Johannesburg- State-owned freight and rail transport company Transnet paid more than R647million to relocate a key project from Gauteng to KwaZulu-Natal when it had initially been billed R9.7m.
The commission of inquiry into state capture on Friday heard how Transnet offered no justification for the ballooning of the relocation costs.
A shocked commission chairperson Deputy Chief Justice Raymond Zondo asked Mncedisi Ndlovu and Sedumedi (MNS) Attorneys’ managing director Thobani Mnyandu if during the law firm’s investigation into dodgy deals it found evidence of the initial R9.7m offer being considered.
“We have not been able to see anything that either speaks to either a critique of the final proposal or final amount or justifies or details support the final amount which is being requested,” Mnyandu responded.
Justice Zondo persisted: “The fact that there is a budget for an item is no justification for paying a certain amount for it. You must still check whether that amount is justifiable. I haven’t seen that here on this memorandum.”

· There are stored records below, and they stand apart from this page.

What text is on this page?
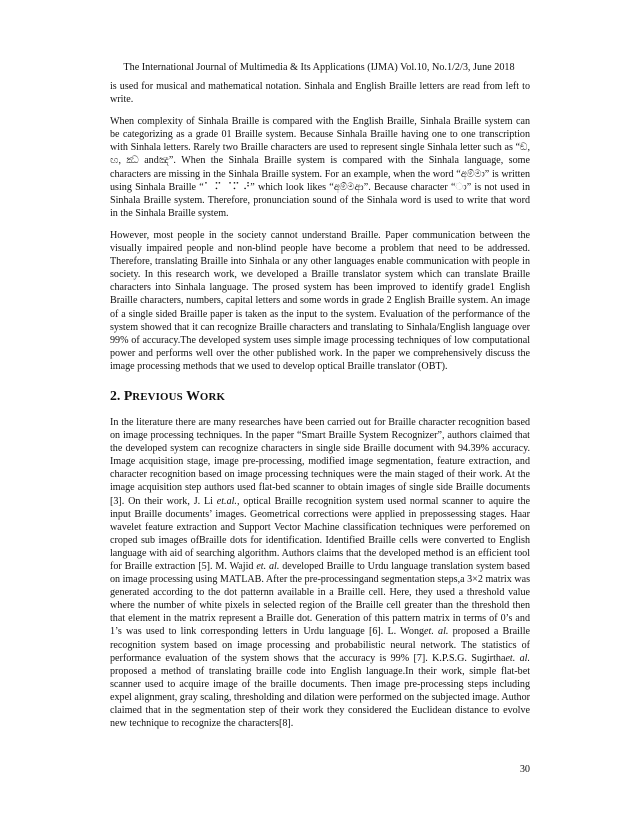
The International Journal of Multimedia & Its Applications (IJMA) Vol.10, No.1/2/3, June 2018

is used for musical and mathematical notation. Sinhala and English Braille letters are read from left to write.

When complexity of Sinhala Braille is compared with the English Braille, Sinhala Braille system can be categorizing as a grade 01 Braille system. Because Sinhala Braille having one to one transcription with Sinhala letters. Rarely two Braille characters are used to represent single Sinhala letter such as “ඞ, ඟ, ඣ andඤ”. When the Sinhala Braille system is compared with the Sinhala language, some characters are missing in the Sinhala Braille system. For an example, when the word “අම්මා” is written using Sinhala Braille “⠁ ⠍ ⠈⠍ ⠜” which look likes “අම්මආ”. Because character “ා” is not used in Sinhala Braille system. Therefore, pronunciation sound of the Sinhala word is used to write that word in the Sinhala Braille system.

However, most people in the society cannot understand Braille. Paper communication between the visually impaired people and non-blind people have become a problem that need to be addressed. Therefore, translating Braille into Sinhala or any other languages enable communication with people in society. In this research work, we developed a Braille translator system which can translate Braille characters into Sinhala language. The prosed system has been improved to identify grade1 English Braille characters, numbers, capital letters and some words in grade 2 English Braille system. An image of a single sided Braille paper is taken as the input to the system. Evaluation of the performance of the system showed that it can recognize Braille characters and translating to Sinhala/English language over 99% of accuracy.The developed system uses simple image processing techniques of low computational power and performs well over the other published work. In the paper we comprehensively discuss the image processing methods that we used to develop optical Braille translator (OBT).

2. PREVIOUS WORK

In the literature there are many researches have been carried out for Braille character recognition based on image processing techniques. In the paper “Smart Braille System Recognizer”, authors claimed that the developed system can recognize characters in single side Braille document with 94.39% accuracy. Image acquisition stage, image pre-processing, modified image segmentation, feature extraction, and character recognition based on image processing techniques were the main staged of their work. At the image acquisition step authors used flat-bed scanner to obtain images of single side Braille documents [3]. On their work, J. Li et.al., optical Braille recognition system used normal scanner to aquire the input Braille documents’ images. Geometrical corrections were applied in prepossessing stages. Haar wavelet feature extraction and Support Vector Machine classification techniques were perforemed on croped sub images ofBraille dots for identification. Identified Braille cells were converted to English language with aid of searching algorithm. Authors claims that the developed method is an efficient tool for Braille extraction [5]. M. Wajid et. al. developed Braille to Urdu language translation system based on image processing using MATLAB. After the pre-processingand segmentation steps,a 3×2 matrix was generated according to the dot patternn available in a Braille cell. Here, they used a threshold value where the number of white pixels in selected region of the Braille cell greater than the threshold then that element in the matrix represent a Braille dot. Generation of this pattern matrix in terms of 0’s and 1’s was used to link corresponding letters in Urdu language [6]. L. Wonget. al. proposed a Braille recognition system based on image processing and probabilistic neural network. The statistics of performance evaluation of the system shows that the accuracy is 99% [7]. K.P.S.G. Sugirthaet. al. proposed a method of translating braille code into English language.In their work, simple flat-bet scanner used to acquire image of the braille documents. Then image pre-processing steps including expel alignment, gray scaling, thresholding and dilation were performed on the subjected image. Author claimed that in the segmentation step of their work they considered the Euclidean distance to evolve new technique to recognize the characters[8].

30
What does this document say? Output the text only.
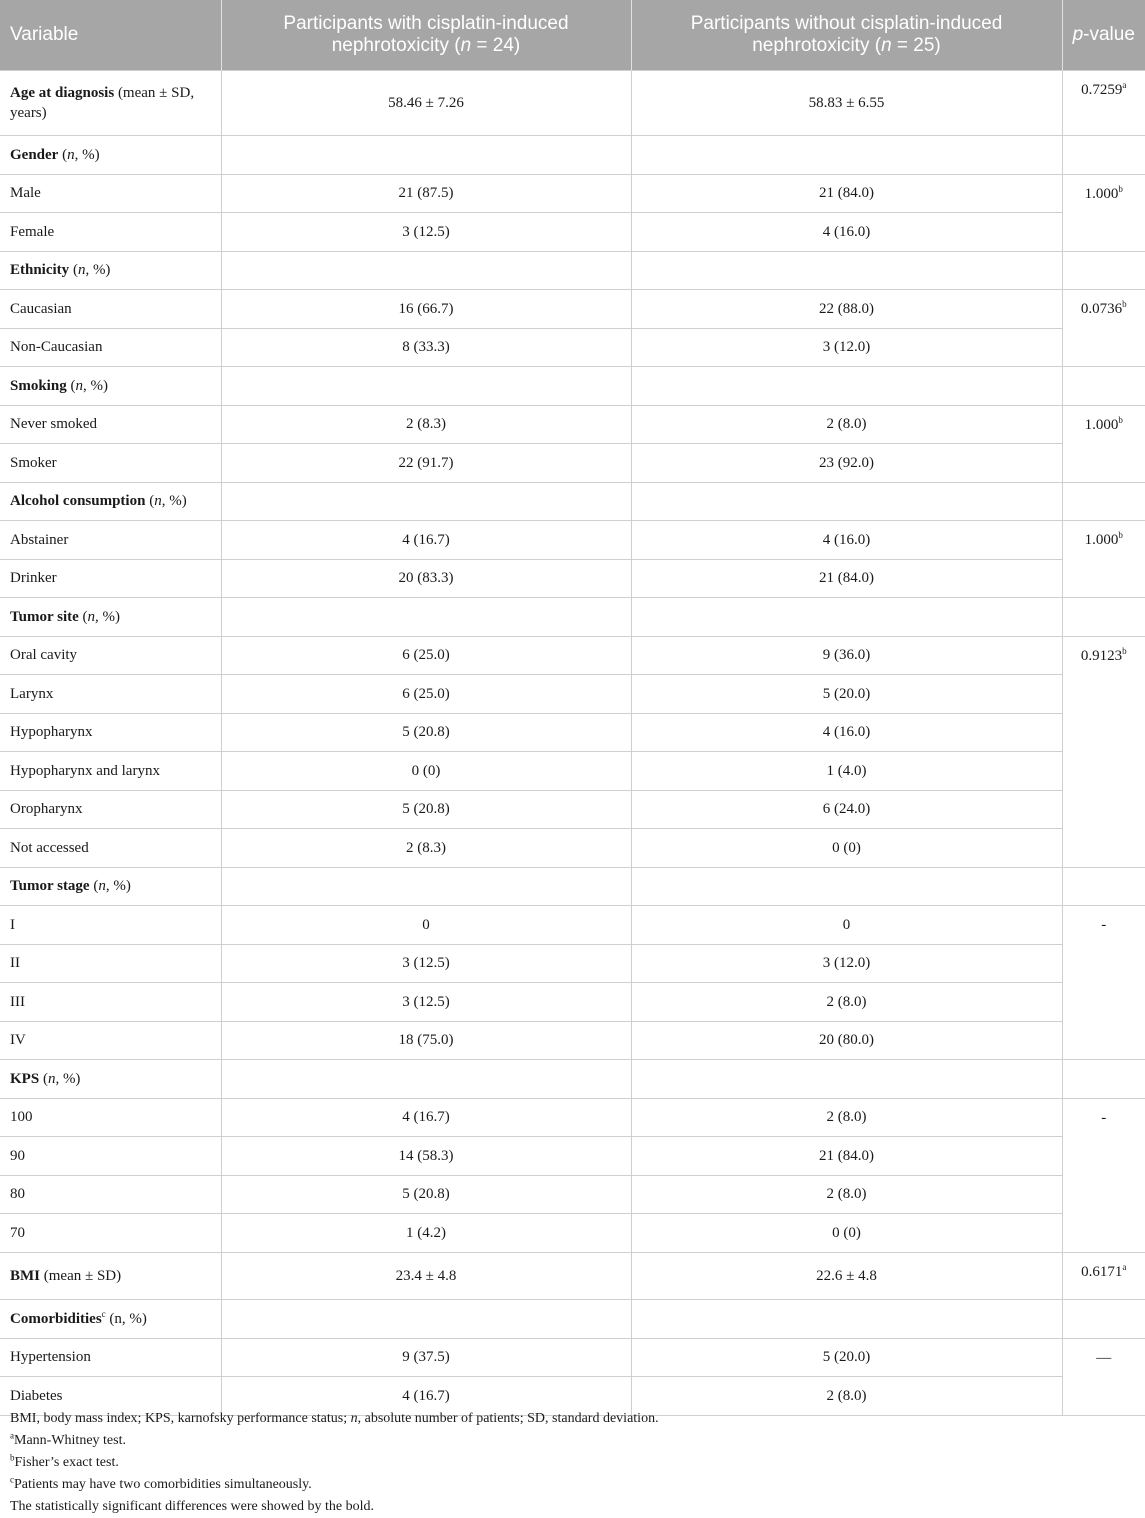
Variable	Participants with cisplatin-induced nephrotoxicity (n = 24)	Participants without cisplatin-induced nephrotoxicity (n = 25)	p-value
Age at diagnosis (mean ± SD, years)	58.46 ± 7.26	58.83 ± 6.55	0.7259$^a$
Gender (n, %)			
Male	21 (87.5)	21 (84.0)	1.000$^b$
Female	3 (12.5)	4 (16.0)	
Ethnicity (n, %)			
Caucasian	16 (66.7)	22 (88.0)	0.0736$^b$
Non-Caucasian	8 (33.3)	3 (12.0)	
Smoking (n, %)			
Never smoked	2 (8.3)	2 (8.0)	1.000$^b$
Smoker	22 (91.7)	23 (92.0)	
Alcohol consumption (n, %)			
Abstainer	4 (16.7)	4 (16.0)	1.000$^b$
Drinker	20 (83.3)	21 (84.0)	
Tumor site (n, %)			
Oral cavity	6 (25.0)	9 (36.0)	0.9123$^b$
Larynx	6 (25.0)	5 (20.0)	
Hypopharynx	5 (20.8)	4 (16.0)	
Hypopharynx and larynx	0 (0)	1 (4.0)	
Oropharynx	5 (20.8)	6 (24.0)	
Not accessed	2 (8.3)	0 (0)	
Tumor stage (n, %)			
I	0	0	-
II	3 (12.5)	3 (12.0)	
III	3 (12.5)	2 (8.0)	
IV	18 (75.0)	20 (80.0)	
KPS (n, %)			
100	4 (16.7)	2 (8.0)	-
90	14 (58.3)	21 (84.0)	
80	5 (20.8)	2 (8.0)	
70	1 (4.2)	0 (0)	
BMI (mean ± SD)	23.4 ± 4.8	22.6 ± 4.8	0.6171$^a$
Comorbidities$^c$ (n, %)			
Hypertension	9 (37.5)	5 (20.0)	—
Diabetes	4 (16.7)	2 (8.0)	
BMI, body mass index; KPS, karnofsky performance status; n, absolute number of patients; SD, standard deviation.
$^a$Mann-Whitney test.
$^b$Fisher’s exact test.
$^c$Patients may have two comorbidities simultaneously.
The statistically significant differences were showed by the bold.
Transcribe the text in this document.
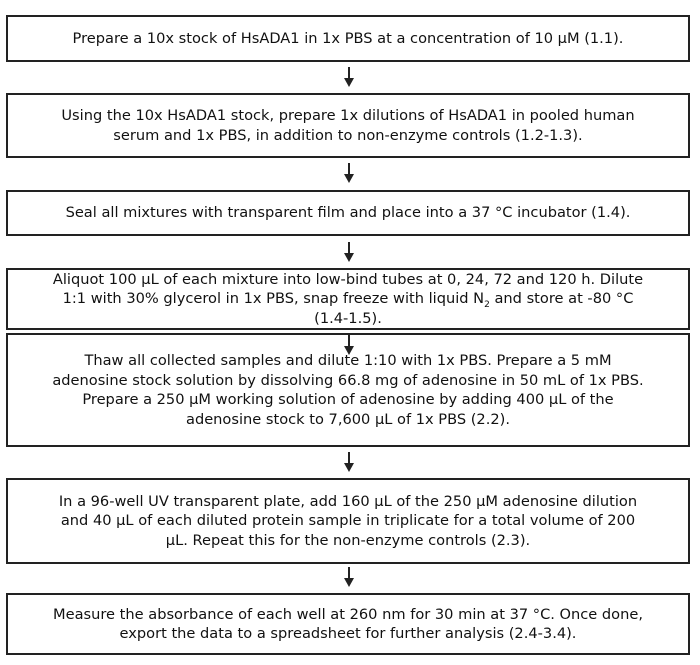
Prepare a 10x stock of HsADA1 in 1x PBS at a concentration of 10 µM (1.1).
Using the 10x HsADA1 stock, prepare 1x dilutions of HsADA1 in pooled human serum and 1x PBS, in addition to non-enzyme controls (1.2-1.3).
Seal all mixtures with transparent film and place into a 37 °C incubator (1.4).
Aliquot 100 µL of each mixture into low-bind tubes at 0, 24, 72 and 120 h. Dilute 1:1 with 30% glycerol in 1x PBS, snap freeze with liquid $N_2$ and store at -80 °C (1.4-1.5).
Thaw all collected samples and dilute 1:10 with 1x PBS. Prepare a 5 mM adenosine stock solution by dissolving 66.8 mg of adenosine in 50 mL of 1x PBS. Prepare a 250 µM working solution of adenosine by adding 400 µL of the adenosine stock to 7,600 µL of 1x PBS (2.2).
In a 96-well UV transparent plate, add 160 µL of the 250 µM adenosine dilution and 40 µL of each diluted protein sample in triplicate for a total volume of 200 µL. Repeat this for the non-enzyme controls (2.3).
Measure the absorbance of each well at 260 nm for 30 min at 37 °C. Once done, export the data to a spreadsheet for further analysis (2.4-3.4).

Mnyandu said no other document spoke to the budgeted amount.
According to Justice Zondo, nothing shows that the R647m was a reasonable amount to spend on relocation costs.
He said the “so-called relocation” was approved by very senior people without any of them asking the very critical question: would it be justified to spend so much money on this?
“Why is it R647m and not R100m or R50m?”
The China North Rail relocation of manufacturing of locomotives to Durban was approved by former Transnet chief executive Siyabonga Gama in July 2015 following recommendation by another former executive Lindiwe Mdletshe.
Justice Zondo also took issue with the fact that nowhere in the memorandum is the first amount R9.7m quotation mentioned.
Transnet received the R9.7m offer through former chief financial officer Garry Pita and Mdletshe, Mnyandu testified.
The commission has previously heard evidence from Roberto Gonsalves, a minority shareholder in China North Rail South Africa - the black economic empowerment partner of the Chinese firm, on the decision to relocate the manufacturing of 232 locomotives from Koedoespoort in Gauteng to Durban.
The move was done under the guise of transferring skills to Transnet’s staff in Durban.
Dr Jonathan Bloom, who was part of the MNS Attorneys team investigating the bogus transaction advisory services, testified on the contracts for which Transnet paid over R316m to Gupta-linked companies McKinsey and Regiments Capital.
The contract awarded to McKinsey in 2012 was to advise Transnet on the financing of its R54.5billion purchase of 1064 electric and diesel locomotives. However, the company unlawfully ceded the contract to Regiments in 2014, MNS Attorneys’ probe found.
The McKinsey-led consortium initially included Letsema Consulting as its co-bidder and had subcontractors Nedbank Capital, law firm Edward Nathan Sonnenbergs, Advanced Rail Technologies and Utho Capital.
Letsema Consulting was later replaced by Regiments in a deal MNS Attorneys found to have been irregular after Transnet claimed there was a conflict of interest between Letsema Consulting and Barloworld.
Bloom said Regiments became responsible for the entire transaction advisory services contract.
He said Transnet concluded irregular transactions based on the advice it received from transaction advisers.